Reading: Pham ACCESS’19 — Deep Learning-Based Luma and Chroma Fractional Interpolation (HEVC Inter)

Outperforms GVTCNN, Xia ISCAS’19, CNNIF & Zhang VCIP’17. 2.9%, 0.3%, 0.6% Y, U, V BD-Rate Reduction, Respectively, Under LDP Configuration.

5 min readJun 18, 2020

In this story, “Deep Learning-Based Luma and Chroma Fractional Interpolation in Video Coding” (PHAM ACCESS’19), by Hosei University, is briefly presented. I read this because I work on video coding research. In this paper:

CNN-based fractional interpolation for Luminance (Luma) and Chrominance (Chroma) components in motion compensated prediction to improve the coding efficiency.
Two syntax elements are introduced to enabled on/off of the CNNs for Luma and Chroma respectively.

This is a paper in 2019 IEEE ACCESS where ACCESS is an open access journal with high impact factor of 4.098.

Outline

Overall Framework & Network Architecture
Sample Collection
Experimental Results

1. Overall Framework & Network Architecture

1.1. Overall Framework

Two flags are encoded to indicate fractional interpolation method for Luma and Chroma components by choosing the smallest RDO cost between four possible interpolation methods:
DCTIF and DCTIF, DCTIF and CNN, CNN and CNN, and CNN and DCTIF for Luma and Chroma, respectively. (As shown in the figure above)

1.2. Network Architecture

A reconstructed frame is first interpolated by DCTIF to get 15 fractional samples.
Then the proposed models take an input of a fractional sample and output corresponding fractional sample.
Only one model is trained for 15 fractional samples at each QP.
One model for Y component interpolation and a shared Chroma model for U and V components interpolation.
In total, eight models are trained for four QPs in Luma and Chroma components.
The model is inspired from VDSR, as authors mentioned.
The network architecture includes 20 convolutional layers.
Each layer does convolution by applying 64 3×3 filters with the stride of one.
ReLU is used except the last layer
50 epoches are performed with batch size of 128.
Standard MSE loss function is used:

2. Sample Collection

(1): First, extract the integer and fractional-position video by assuming integer and fractional pixels in every 4-by-4 non-overlapping blocks of each frame, as shown above.
Then, obtain a low-resolution video of integer pixels (integer-position video) and 15 low-resolution videos including three half- and 12 quarter-position videos corresponding to 15 fractional samples.
(2): Encode low-resolution video using under low delay P configuration with QPs of 22, 27, 32 and 37 to get reconstructed down-sampled video.
(3): Extract the Y component from reconstructed frames and interpolate them to 15 fractional samples by DCTIF. These 15 fractional samples are used as training input for the proposed CNN.
(4): Extract the Y component from each fractional-position video frame to be the CNN ground-truth label for training.
All the processes for generating the Chroma training set are the same as the Luma Y component.
HM-16.18 is used.
Training set for QP 32 and 37 models are acquired from three sequences Pedestrian, Traffic and PeopleOntheStreet.
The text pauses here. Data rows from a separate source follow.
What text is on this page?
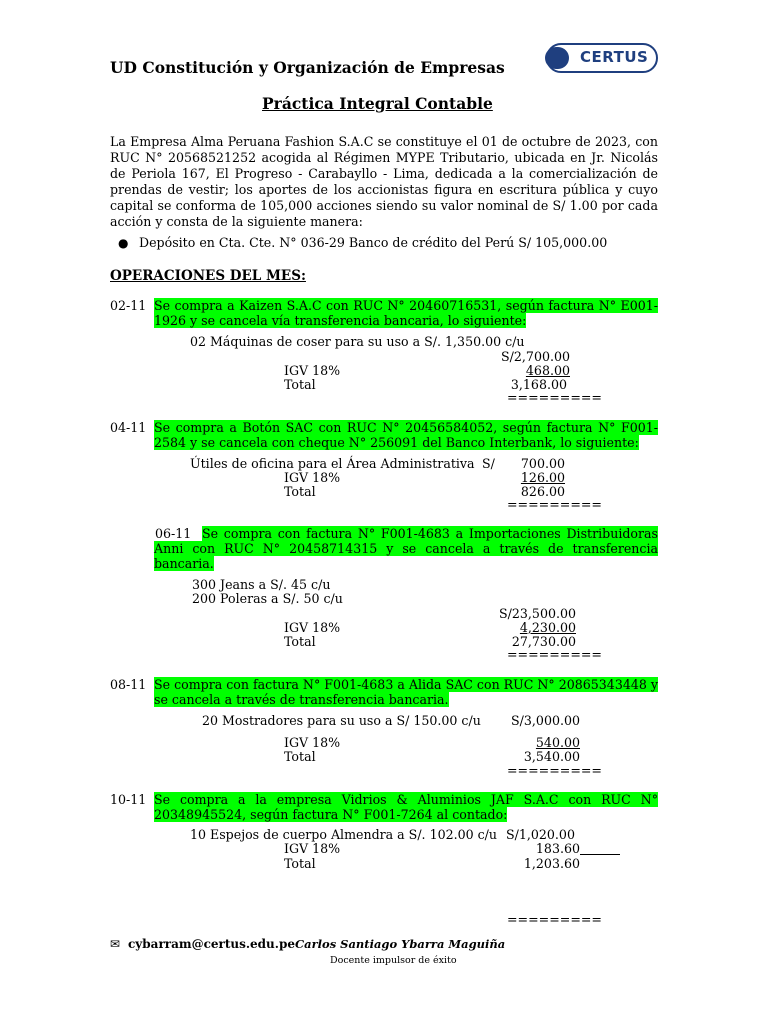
UD Constitución y Organización de Empresas
CERTUS
Práctica Integral Contable
La Empresa Alma Peruana Fashion S.A.C se constituye el 01 de octubre de 2023, con RUC N° 20568521252 acogida al Régimen MYPE Tributario, ubicada en Jr. Nicolás de Periola 167, El Progreso - Carabayllo - Lima, dedicada a la comercialización de prendas de vestir; los aportes de los accionistas figura en escritura pública y cuyo capital se conforma de 105,000 acciones siendo su valor nominal de S/ 1.00 por cada acción y consta de la siguiente manera:
● Depósito en Cta. Cte. N° 036-29 Banco de crédito del Perú S/ 105,000.00
OPERACIONES DEL MES:
02-11 Se compra a Kaizen S.A.C con RUC N° 20460716531, según factura N° E001-1926 y se cancela vía transferencia bancaria, lo siguiente:
02 Máquinas de coser para su uso a S/. 1,350.00 c/u
S/2,700.00
IGV 18%	468.00
Total	3,168.00
=========
04-11 Se compra a Botón SAC con RUC N° 20456584052, según factura N° F001-2584 y se cancela con cheque N° 256091 del Banco Interbank, lo siguiente:
Útiles de oficina para el Área Administrativa S/	700.00
IGV 18%	126.00
Total	826.00
=========
06-11 Se compra con factura N° F001-4683 a Importaciones Distribuidoras Anni con RUC N° 20458714315 y se cancela a través de transferencia bancaria.
300 Jeans a S/. 45 c/u
200 Poleras a S/. 50 c/u
S/23,500.00
IGV 18%	4,230.00
Total	27,730.00
=========
08-11 Se compra con factura N° F001-4683 a Alida SAC con RUC N° 20865343448 y se cancela a través de transferencia bancaria.
20 Mostradores para su uso a S/ 150.00 c/u	S/3,000.00
IGV 18%	540.00
Total	3,540.00
=========
10-11 Se compra a la empresa Vidrios & Aluminios JAF S.A.C con RUC N° 20348945524, según factura N° F001-7264 al contado:
10 Espejos de cuerpo Almendra a S/. 102.00 c/u S/1,020.00
IGV 18%	183.60
Total	1,203.60
=========
✉ cybarram@certus.edu.pe Carlos Santiago Ybarra Maguiña
Docente impulsor de éxito
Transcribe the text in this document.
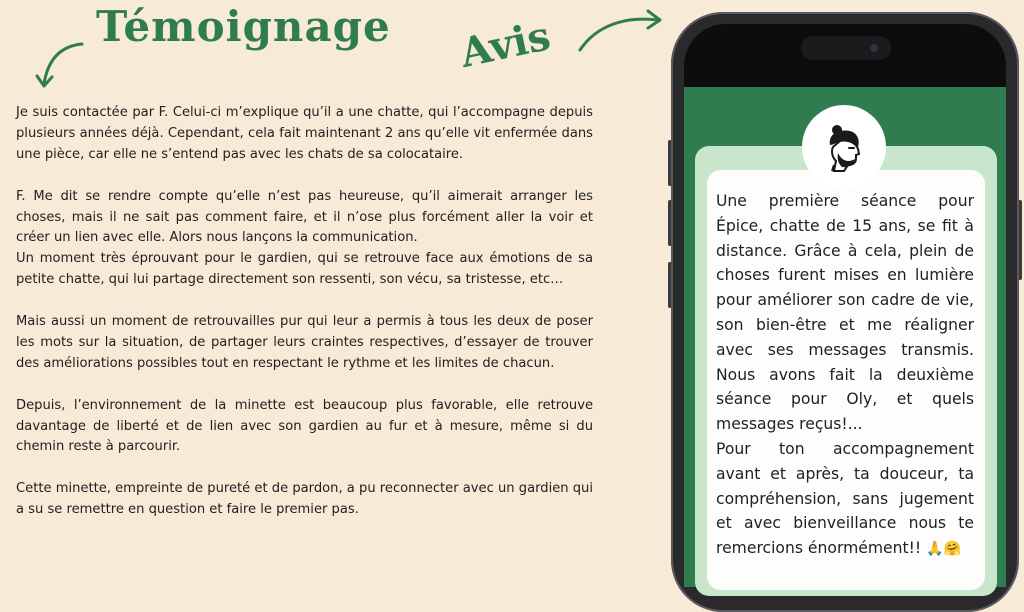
Témoignage Avis

Je suis contactée par F. Celui-ci m’explique qu’il a une chatte, qui l’accompagne depuis plusieurs années déjà. Cependant, cela fait maintenant 2 ans qu’elle vit enfermée dans une pièce, car elle ne s’entend pas avec les chats de sa colocataire.

F. Me dit se rendre compte qu’elle n’est pas heureuse, qu’il aimerait arranger les choses, mais il ne sait pas comment faire, et il n’ose plus forcément aller la voir et créer un lien avec elle. Alors nous lançons la communication.

Un moment très éprouvant pour le gardien, qui se retrouve face aux émotions de sa petite chatte, qui lui partage directement son ressenti, son vécu, sa tristesse, etc…

Mais aussi un moment de retrouvailles pur qui leur a permis à tous les deux de poser les mots sur la situation, de partager leurs craintes respectives, d’essayer de trouver des améliorations possibles tout en respectant le rythme et les limites de chacun.

Depuis, l’environnement de la minette est beaucoup plus favorable, elle retrouve davantage de liberté et de lien avec son gardien au fur et à mesure, même si du chemin reste à parcourir.

Cette minette, empreinte de pureté et de pardon, a pu reconnecter avec un gardien qui a su se remettre en question et faire le premier pas.

Une première séance pour Épice, chatte de 15 ans, se fit à distance. Grâce à cela, plein de choses furent mises en lumière pour améliorer son cadre de vie, son bien-être et me réaligner avec ses messages transmis. Nous avons fait la deuxième séance pour Oly, et quels messages reçus!...

Pour ton accompagnement avant et après, ta douceur, ta compréhension, sans jugement et avec bienveillance nous te remercions énormément!! 🙏🤗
For QP 22 and 27’s models, training set is from Traffic and PeopleOnTheStreet.

3. Experimental Results

3.1. Hitting Ratios

Cyan blocks indicate CU that choose DCTIF for interpolating all components.
Magenta blocks indicate CUs that choose DCTIF for Y and CNN for UV components.
Yellow blocks indicate CUs that choose CNN for Y and DCTIF for UV components.
Red blocks indicate CUs that choose CNN for interpolating all components.
The rest parts are CUs coded with integer motion vector or intra coding.

CUs at the static background tend to choose DCTIF for fractional interpolation and CUs at moving object tend to choose CNN for fractional interpolation.

Class F, where Luma and Chroma components rarely choose CNN for fractional interpolations, obtains the lowest bitrate saving compare to other classes.

3.2. BD-Rate

The proposed CNN obtains 3.7% BD-rate reduction, outperforms GVTCNN [18] and Xia ISCAS’19 [19].

**BD-Rate (%) on HEVC Test Sequences (half-pel pixels only)**

CNNIF [15] and Zhang VCIP’17 [16] are proposed to interpolate half-pel pixels only.
With 1.1% BD-rate reduction, the proposed CNN also outperforms CNNIF [15] and Zhang VCIP’17 [16].